1. Targeting the Big Wins: Using geographical and facility-type breakdowns of its carbon footprint, Timberland has targeted its biggest, most energy-intensive facilities for renewable energy exploration.

"There are some facilities, such as our larger offices in Europe for example, where we know if we could make a switch by taking advantage of offerings from utilities that have the infrastructure for clean energy at a reasonable price, that would draw down our emissions quite a bit," Holzman said.

2. Buying Energy in Bulk: Timberland is beginning to explore bulk energy purchasing in the U.S. and Europe to save money that is then re-allocated to clean energy.

"We absolutely don't want to be pursuing anything that increases our bottom line costs, our capital expenditures, but if we can be creative and not increase total costs, we can try to figure out better ways to gain access to clean energy,  which reduces our overall footprint," she said.

3. Incentives for Less Travel: With its revenue on the rise, Timberland has also seen business travel increase. Much of it is inevitable since the company needs to ensure that its products, which are manufactured around the world, are being produced in line with company standards.  In response, the company plans to look into how it could create incentives for individual business units to increase awareness and hopefully prioritize reduced air travel.

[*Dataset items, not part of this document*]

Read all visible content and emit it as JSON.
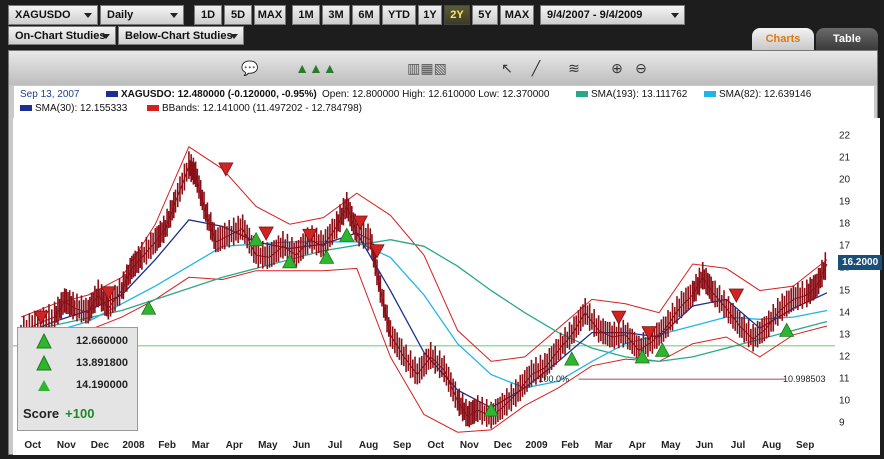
{
  "toolbar": {
    "symbol": "XAGUSDO",
    "interval": "Daily",
    "range_buttons_1": [
      "1D",
      "5D",
      "MAX"
    ],
    "range_buttons_2": [
      "1M",
      "3M",
      "6M",
      "YTD",
      "1Y",
      "2Y",
      "5Y",
      "MAX"
    ],
    "active_range": "2Y",
    "date_range": "9/4/2007 - 9/4/2009",
    "on_chart": "On-Chart Studies",
    "below_chart": "Below-Chart Studies",
    "tab_charts": "Charts",
    "tab_table": "Table"
  },
  "legend": {
    "date": "Sep 13, 2007",
    "symbol_line": "XAGUSDO: 12.480000 (-0.120000, -0.95%)",
    "ohlc": "Open: 12.800000  High: 12.610000  Low: 12.370000",
    "sma193": "SMA(193): 13.111762",
    "sma82": "SMA(82): 12.639146",
    "sma30": "SMA(30): 12.155333",
    "bbands": "BBands: 12.141000 (11.497202 - 12.784798)"
  },
  "colors": {
    "price": "#8b0f17",
    "sma193": "#2aa88a",
    "sma82": "#23b4e6",
    "sma30": "#1a2f8f",
    "bbands": "#d62020",
    "buy": "#2fb52f",
    "sell": "#d32222"
  },
  "score": {
    "values": [
      "12.660000",
      "13.891800",
      "14.190000"
    ],
    "label": "Score",
    "points": "+100"
  },
  "fib": {
    "label": "100.0%",
    "value": "10.998503"
  },
  "price_tag": "16.2000",
  "chart_data": {
    "type": "line",
    "ylim": [
      8.2,
      22.8
    ],
    "yticks": [
      9,
      10,
      11,
      12,
      13,
      14,
      15,
      16,
      17,
      18,
      19,
      20,
      21,
      22
    ],
    "xlabels": [
      "Oct",
      "Nov",
      "Dec",
      "2008",
      "Feb",
      "Mar",
      "Apr",
      "May",
      "Jun",
      "Jul",
      "Aug",
      "Sep",
      "Oct",
      "Nov",
      "Dec",
      "2009",
      "Feb",
      "Mar",
      "Apr",
      "May",
      "Jun",
      "Jul",
      "Aug",
      "Sep"
    ],
    "months": 24,
    "grid_y": 12.5,
    "price": [
      [
        0,
        13.1
      ],
      [
        0.5,
        13.5
      ],
      [
        1,
        13.8
      ],
      [
        1.3,
        14.5
      ],
      [
        1.6,
        14.2
      ],
      [
        2,
        14.0
      ],
      [
        2.3,
        14.8
      ],
      [
        2.6,
        14.2
      ],
      [
        3,
        15.0
      ],
      [
        3.3,
        16.0
      ],
      [
        3.6,
        16.5
      ],
      [
        4,
        17.2
      ],
      [
        4.3,
        17.8
      ],
      [
        4.6,
        19.0
      ],
      [
        5,
        20.6
      ],
      [
        5.2,
        20.2
      ],
      [
        5.5,
        18.5
      ],
      [
        5.8,
        17.2
      ],
      [
        6.2,
        17.5
      ],
      [
        6.6,
        17.8
      ],
      [
        7,
        16.6
      ],
      [
        7.4,
        16.5
      ],
      [
        7.8,
        17.0
      ],
      [
        8.2,
        16.6
      ],
      [
        8.6,
        17.3
      ],
      [
        9,
        17.0
      ],
      [
        9.4,
        17.9
      ],
      [
        9.7,
        18.8
      ],
      [
        10,
        17.6
      ],
      [
        10.4,
        17.3
      ],
      [
        10.7,
        15.0
      ],
      [
        11,
        13.0
      ],
      [
        11.4,
        12.0
      ],
      [
        11.8,
        11.2
      ],
      [
        12.2,
        12.0
      ],
      [
        12.6,
        11.4
      ],
      [
        13,
        10.0
      ],
      [
        13.3,
        9.3
      ],
      [
        13.6,
        9.6
      ],
      [
        14,
        9.3
      ],
      [
        14.4,
        9.8
      ],
      [
        14.8,
        10.4
      ],
      [
        15.2,
        11.2
      ],
      [
        15.6,
        11.5
      ],
      [
        16,
        12.3
      ],
      [
        16.4,
        13.0
      ],
      [
        16.8,
        14.0
      ],
      [
        17.2,
        13.2
      ],
      [
        17.6,
        12.9
      ],
      [
        18,
        13.0
      ],
      [
        18.4,
        12.3
      ],
      [
        18.8,
        12.7
      ],
      [
        19.2,
        13.3
      ],
      [
        19.6,
        14.2
      ],
      [
        20,
        14.8
      ],
      [
        20.3,
        15.6
      ],
      [
        20.6,
        14.9
      ],
      [
        21,
        14.2
      ],
      [
        21.4,
        13.4
      ],
      [
        21.8,
        12.8
      ],
      [
        22.2,
        13.3
      ],
      [
        22.6,
        14.1
      ],
      [
        23,
        14.6
      ],
      [
        23.4,
        14.8
      ],
      [
        23.7,
        15.2
      ],
      [
        24,
        16.2
      ]
    ],
    "sma30": [
      [
        0,
        13.0
      ],
      [
        1,
        13.6
      ],
      [
        2,
        14.1
      ],
      [
        3,
        14.8
      ],
      [
        4,
        16.4
      ],
      [
        5,
        18.2
      ],
      [
        6,
        17.9
      ],
      [
        7,
        17.2
      ],
      [
        8,
        16.9
      ],
      [
        9,
        17.1
      ],
      [
        10,
        17.6
      ],
      [
        11,
        15.0
      ],
      [
        12,
        12.2
      ],
      [
        13,
        10.5
      ],
      [
        14,
        9.7
      ],
      [
        15,
        10.6
      ],
      [
        16,
        11.8
      ],
      [
        17,
        13.1
      ],
      [
        18,
        13.1
      ],
      [
        19,
        12.9
      ],
      [
        20,
        14.3
      ],
      [
        21,
        14.6
      ],
      [
        22,
        13.3
      ],
      [
        23,
        14.2
      ],
      [
        24,
        14.9
      ]
    ],
    "sma82": [
      [
        0,
        12.7
      ],
      [
        2,
        13.6
      ],
      [
        4,
        15.2
      ],
      [
        6,
        17.0
      ],
      [
        8,
        17.2
      ],
      [
        10,
        17.2
      ],
      [
        11,
        16.5
      ],
      [
        12,
        14.8
      ],
      [
        13,
        12.6
      ],
      [
        14,
        11.2
      ],
      [
        15,
        10.6
      ],
      [
        16,
        10.9
      ],
      [
        17,
        11.8
      ],
      [
        18,
        12.6
      ],
      [
        19,
        13.0
      ],
      [
        20,
        13.4
      ],
      [
        21,
        13.8
      ],
      [
        22,
        13.7
      ],
      [
        23,
        13.8
      ],
      [
        24,
        14.1
      ]
    ],
    "sma193": [
      [
        0,
        13.1
      ],
      [
        3,
        14.1
      ],
      [
        6,
        15.6
      ],
      [
        9,
        16.8
      ],
      [
        11,
        17.3
      ],
      [
        12,
        17.0
      ],
      [
        13,
        16.1
      ],
      [
        14,
        15.0
      ],
      [
        15,
        14.0
      ],
      [
        16,
        13.1
      ],
      [
        17,
        12.4
      ],
      [
        18,
        12.0
      ],
      [
        19,
        11.8
      ],
      [
        20,
        12.0
      ],
      [
        21,
        12.4
      ],
      [
        22,
        12.8
      ],
      [
        23,
        13.2
      ],
      [
        24,
        13.6
      ]
    ],
    "bb_upper": [
      [
        0,
        13.8
      ],
      [
        1,
        14.4
      ],
      [
        2,
        14.8
      ],
      [
        3,
        15.6
      ],
      [
        4,
        18.0
      ],
      [
        5,
        21.5
      ],
      [
        6,
        20.5
      ],
      [
        7,
        18.8
      ],
      [
        8,
        18.0
      ],
      [
        9,
        18.3
      ],
      [
        10,
        19.4
      ],
      [
        11,
        18.4
      ],
      [
        12,
        16.6
      ],
      [
        13,
        13.2
      ],
      [
        14,
        11.8
      ],
      [
        15,
        12.0
      ],
      [
        16,
        13.3
      ],
      [
        17,
        14.6
      ],
      [
        18,
        14.4
      ],
      [
        19,
        14.0
      ],
      [
        20,
        16.2
      ],
      [
        21,
        16.0
      ],
      [
        22,
        15.0
      ],
      [
        23,
        15.2
      ],
      [
        24,
        16.4
      ]
    ],
    "bb_lower": [
      [
        0,
        12.3
      ],
      [
        1,
        12.8
      ],
      [
        2,
        13.2
      ],
      [
        3,
        13.8
      ],
      [
        4,
        14.6
      ],
      [
        5,
        15.6
      ],
      [
        6,
        15.5
      ],
      [
        7,
        15.9
      ],
      [
        8,
        15.9
      ],
      [
        9,
        15.9
      ],
      [
        10,
        16.0
      ],
      [
        11,
        12.0
      ],
      [
        12,
        9.4
      ],
      [
        13,
        8.6
      ],
      [
        14,
        8.7
      ],
      [
        15,
        9.8
      ],
      [
        16,
        10.6
      ],
      [
        17,
        11.6
      ],
      [
        18,
        11.9
      ],
      [
        19,
        11.8
      ],
      [
        20,
        12.6
      ],
      [
        21,
        12.9
      ],
      [
        22,
        12.0
      ],
      [
        23,
        13.0
      ],
      [
        24,
        13.4
      ]
    ],
    "buy_signals": [
      [
        0.2,
        13.0
      ],
      [
        3.8,
        14.2
      ],
      [
        7.0,
        17.3
      ],
      [
        8.0,
        16.3
      ],
      [
        9.1,
        16.5
      ],
      [
        9.7,
        17.5
      ],
      [
        14.0,
        9.6
      ],
      [
        16.4,
        11.9
      ],
      [
        18.5,
        12.0
      ],
      [
        19.1,
        12.3
      ],
      [
        22.8,
        13.2
      ]
    ],
    "sell_signals": [
      [
        0.6,
        13.8
      ],
      [
        2.6,
        14.9
      ],
      [
        6.1,
        20.5
      ],
      [
        7.3,
        17.6
      ],
      [
        8.6,
        17.5
      ],
      [
        10.1,
        18.1
      ],
      [
        10.6,
        16.8
      ],
      [
        17.8,
        13.8
      ],
      [
        18.7,
        13.1
      ],
      [
        21.3,
        14.8
      ]
    ]
  }
}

"One of the things we want to ensure here at Timberland is we don't want that kind of scenario to be the stick approach," she said. "Even though it may generate the environmental results we're looking for, it doesn't always help with overall integration efforts, buy-in and support across the business."

4. Quarterly Reporting: Timberland began reporting its social and environmental data on a quarterly basis since 2008 because it felt the process would aid its decision-making.

"We wanted to treat our social and environmental programs and decision-making in the same way as we treated every other aspect of our business," Holzman said. "We wanted to ensure that we could be accountable on a more timely basis but also to use that information to make mid-course corrections or look at adjustments in priorities."

Holzman offered four pieces of advice:

1. Link your environmental goals to a business case

She noted that Timberland's environmental program has saved the company more than $1 million each year since 2006. "I don't know of any CEO who would want to leave that money on the table."

2. Focus on baseline measurement and use that baseline to prioritize projects

Holzman pointed to the company's decision to use its carbon footprint data to target big-win projects: facilities that use more energy than others. "That helped to demonstrate some of the opportunities to make that business case."

3. Be creative

Buying energy in bulk is new for the company, but could give Timberland more flexibility to buy clean energy in areas where it is more expensive than conventional power. "That's a little bit of out-of-the-box thinking but it can actually help drive both bottom line growth and environmental success."

4. Build Ownership and Accountability Throughout the Company

Carefully embed sustainability across job functions so it becomes second nature to the job. "The folks responsible for energy purchasing and store buildouts, they have some pretty specific deliverables when it comes to their own work plans," Holzman said. "If you don't necessarily connect the dots, they may not think they're doing social and environmental work, but in reality, they are." 

[Editor's note: This article has been updated to include a chart showing Timberland revenue, emissions and electricity demand trends; clarifies Timberland's intention to create incentives for employees to travel less.]